This is the mail archive of the
systemtap@sourceware.org
mailing list for the systemtap project.
Re: thoughts about exception-handling requirements for kprobes
On Tue, Mar 21, 2006 at 12:27:19AM +0530, Prasanna S Panchamukhi wrote:
> On Mon, Mar 20, 2006 at 10:39:51AM -0800, Keshavamurthy Anil S wrote:
> > On Sun, Mar 19, 2006 at 09:24:54AM -0800, Prasanna S Panchamukhi wrote:
> > >
> > > On Fri, Mar 17, 2006 at 01:50:57PM -0800, Keshavamurthy Anil S wrote:
> > What I am saying is that we should look into kprobes to see
> > if we can support calling users pre/post handlers
> > without having to disable preempt.
> >
> > Currenlty we are calling users pre_handler() and post_handler()
> > with preempt disabled. If the user has put a probes on
> > syscalls, then when his pre/post handlers are called he is
> > bound to call copy_from_user(), which has a check might_sleep().
> > The might_sleep() calls in_atomic() function which checks preempt_count()
> > and if preempt_count() is greater than zero( in our case it indeed greater
> > than zero, since we are calling pre/post handlers with preempt disabled)
> > the kernel prints a error message
> > printk(KERN_ERR "Debug: sleeping function called from invalid"
> > " context at %s:%d\n", file, line);
>
> Are you trying to tell here that by allowing preemption() in the
> kprobes handler, the above debug message log can be avoided?
Not only that, I am asking to relook at kprobes to see if we
can reliably support calling pre/post handlers without having to
disable preemption. (I am aware that currently the lock-free
RCU changes depends on the fact that handlers are run with preempt disabled)
If we can acheive calling pre/post handlers without having to disable preempt
then the benifit of this work is huge.
>
> >
> > Also if we want to fallback on do_page_fault() function in kprobe_fault_handler() to
> > recover the page, then we should not be in preempt_disabled() state.
>
> We actually do not want to fall back on system do_page_fault() because,
> it might sleep.

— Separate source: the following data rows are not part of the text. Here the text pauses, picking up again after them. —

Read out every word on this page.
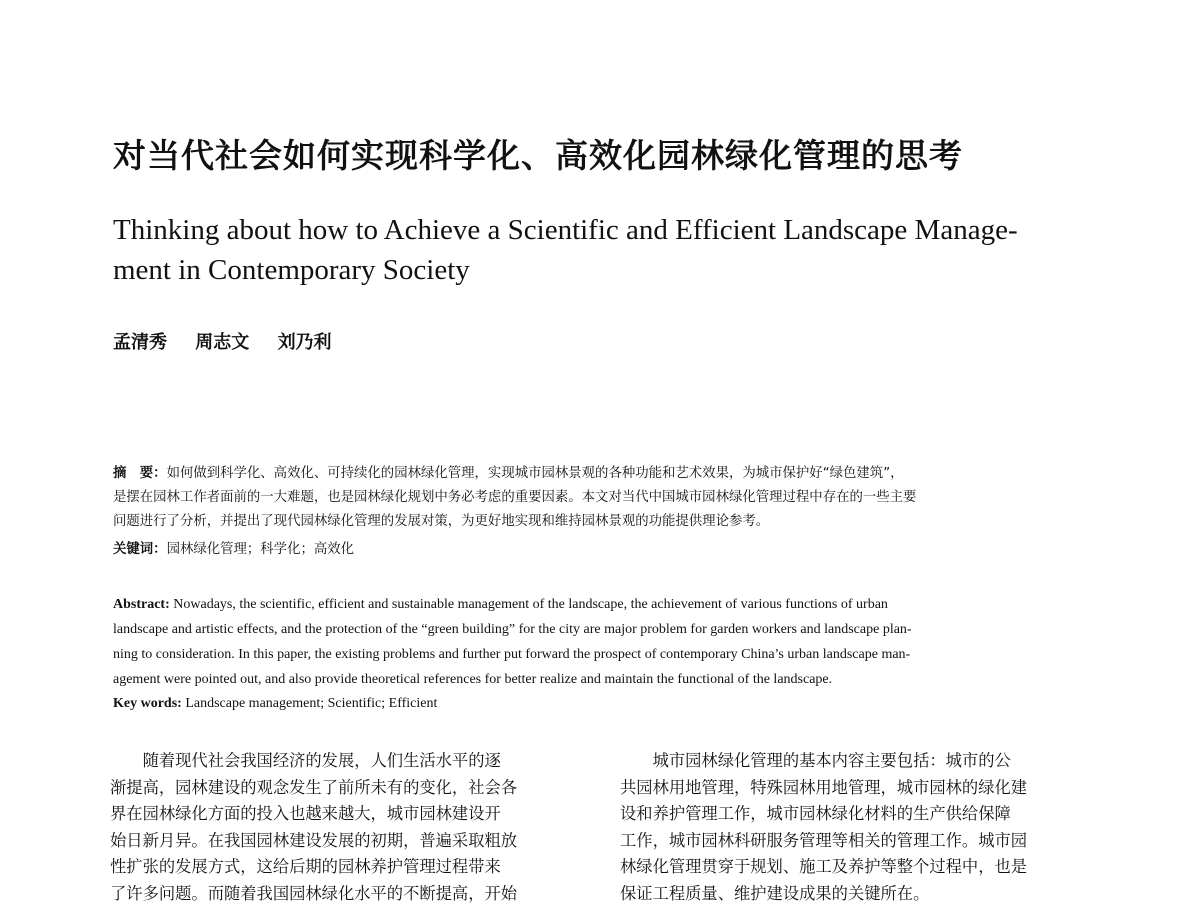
对当代社会如何实现科学化、高效化园林绿化管理的思考
Thinking about how to Achieve a Scientific and Efficient Landscape Manage-
ment in Contemporary Society
孟清秀 周志文 刘乃利
摘　要：如何做到科学化、高效化、可持续化的园林绿化管理，实现城市园林景观的各种功能和艺术效果，为城市保护好“绿色建筑”，
是摆在园林工作者面前的一大难题，也是园林绿化规划中务必考虑的重要因素。本文对当代中国城市园林绿化管理过程中存在的一些主要
问题进行了分析，并提出了现代园林绿化管理的发展对策，为更好地实现和维持园林景观的功能提供理论参考。
关键词：园林绿化管理；科学化；高效化
Abstract: Nowadays, the scientific, efficient and sustainable management of the landscape, the achievement of various functions of urban
landscape and artistic effects, and the protection of the “green building” for the city are major problem for garden workers and landscape plan-
ning to consideration. In this paper, the existing problems and further put forward the prospect of contemporary China’s urban landscape man-
agement were pointed out, and also provide theoretical references for better realize and maintain the functional of the landscape.
Key words: Landscape management; Scientific; Efficient
　　随着现代社会我国经济的发展，人们生活水平的逐
渐提高，园林建设的观念发生了前所未有的变化，社会各
界在园林绿化方面的投入也越来越大，城市园林建设开
始日新月异。在我国园林建设发展的初期，普遍采取粗放
性扩张的发展方式，这给后期的园林养护管理过程带来
了许多问题。而随着我国园林绿化水平的不断提高，开始
　　城市园林绿化管理的基本内容主要包括：城市的公
共园林用地管理，特殊园林用地管理，城市园林的绿化建
设和养护管理工作，城市园林绿化材料的生产供给保障
工作，城市园林科研服务管理等相关的管理工作。城市园
林绿化管理贯穿于规划、施工及养护等整个过程中，也是
保证工程质量、维护建设成果的关键所在。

When pre/post handler page faults, we can just try
> calling fixup_exception() (non-ia64 architectures) and try to avoid actual
> do_page_fault() to be called because it might sleep().
Yes, by fixing up the exceptions(fixup_exception() call) you are avoiding
falling back to do_page_fault(), but the copy_from_user() which generated
the exception will fail and we can not 100% reliably support copy from
user from pre/post handlers even for valid address. Also on a system
where memory presure is high we might see lots user address
reference from pre/post handlers failing.
Is this acceptable solution for Systemtap? Do we know how reliable is
Dtrace in this respect?
Thanks,
Anil